I'm pretty sure it was Confucius or some other wise philosophy type guy that once posited “When your third child you have, transition to zone defense you must.”

The syntax makes me wonder if it was Yoda.

I'm learning after our third child arrived last week just how true the principle is. Before, my wife would take one child and I would take the other, keeping mischief to a somewhat manageable minimum in the process. However, after my wife delivered our newest daughter with some complications, the man defense has been tossed. Now, my resting wife's zone happens to be a very large armchair with a sleeping infant on her chest. Since she's on doctor's orders to rest, relax and recuperate, I'm pretty okay with that, if not a little jealous.

Let's just say my zone covers a little more ground. Not that I'm complaining. I saw what she went through this week between childbirth and complications. The chair is hers, dangit.

Part of my zone is outside where I take the kids to the park. I get steamrolled, grass-stained, jumped on, slid upon and more. My kids ask me to climb the playground equipment in an odd place, which means doing it all with upper body strength. I dutifully ratchet myself up some bars going across a bridge, only to find I have seriously strained some muscles in my neck and shoulders, giving me the equivalent of a kinked neck after a week of camping on sharp granite boulders without a pillow.

Park time is over, but the zone defense has only just begun. Returning home, I fertilize the lawn while doing my best to keep stray children from swallowing the weed pesticides in the lawn feed because they look like yellow Nerds.

Then my zone hops in the swagger wagon and goes to the store. My kids beg to get their own little grocery carts to help me pick up a grand total of four items. I relent, thinking I can manage for just four items. I rejoice when all the small carts are gone from their normal keeping place. This is the last time I'll rejoice before bedtime in my zone. I spend a good half hour vainly herding children when my daughter informs me she needs to go potty. Now.

Exasperated, I toss the two items I’d managed to find on top of some feminine hygiene products and race my daughter into the bathroom, where someone has viciously sprayed the entire seat with man urine.

“Are you serious?” I say out loud. My daughter takes my exclamation up as a chant and turns it into a song, altering the words to her own as time goes on. “Are you serious, are you serious, are you pear hook, are you bear head...” etc. It's actually really cute, especially when combined with the potty stalling dance she's doing. So while she sings I do a quick wipe down on the toilet seat with a wad of toilet paper fat enough to choke Rosie O'Donnell. I rocket the singing and dancing girl into place on a toilet protector hoping it'll do its job.

When all is done there – I won't go into detail – I go back and pick up my two items off the feminine hygiene shelf and find the third by a miracle.

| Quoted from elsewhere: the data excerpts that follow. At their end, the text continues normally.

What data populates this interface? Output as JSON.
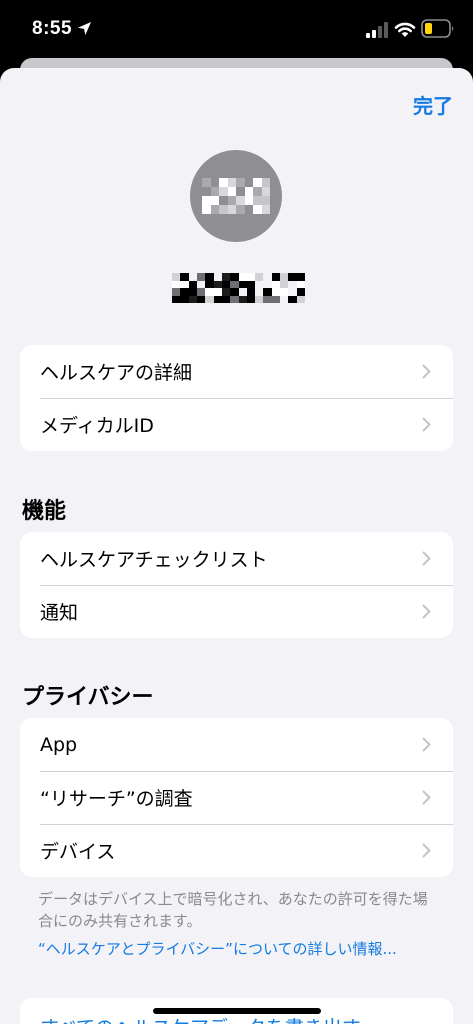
{
  "status_bar": {
    "time": "8:55",
    "icons": [
      "location-arrow-icon",
      "cellular-signal-icon",
      "wifi-icon",
      "battery-low-icon"
    ],
    "battery_color": "#ffd60a"
  },
  "sheet": {
    "done_label": "完了",
    "accent_color": "#147be0"
  },
  "profile": {
    "avatar_color": "#8e8e93",
    "name_obscured": true
  },
  "group1": {
    "items": [
      {
        "label": "ヘルスケアの詳細"
      },
      {
        "label": "メディカルID"
      }
    ]
  },
  "features": {
    "title": "機能",
    "items": [
      {
        "label": "ヘルスケアチェックリスト"
      },
      {
        "label": "通知"
      }
    ]
  },
  "privacy": {
    "title": "プライバシー",
    "items": [
      {
        "label": "App"
      },
      {
        "label": "“リサーチ”の調査"
      },
      {
        "label": "デバイス"
      }
    ],
    "footer_note": "データはデバイス上で暗号化され、あなたの許可を得た場合にのみ共有されます。",
    "footer_link": "“ヘルスケアとプライバシー”についての詳しい情報..."
  },
  "export": {
    "label": "すべてのヘルスケアデータを書き出す"
  }
}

The fourth remains elusive, even after talks with store reps while watching children disappear into the vitamin aisle.

I'm amazed by this point I have had the wherewithal to avoid making child-shaped holes in any walls.

I take them to another store and, having learned from experience, I put them in a cart and wheel them directly to the baby portion of the store where I find the item immediately. My kids want to see toys. I take them to the toys. I spend a long time at the toys. I haul kids whining about me not buying them toys away from the toys. I pick up an enormous plastic jar of comfort food on the way to the checkout. When we make it to the car, the kids get their fiesta on in back. Not wanting to chase them down with a sore neck in a cramped space, I do the only logical thing I can think of: I tell them I'm leaving and start to drive. Like mice sniffing cheese at the maze's end, they scurry to their seats, where I can then buckle them into place for the final push into the endzone.

Upon arrival at home, I feed them a hasty dinner of cinnamon toast and put them to bed alone while my wife cuddles our infant daughter on the couch, mostly asleep.

In case you hadn't figured it out yet, zone defense is a lot harder to play than man defense. I just hope it isn't like this every day, or I'll find a way to switch back to man, no matter what Yoda has to say.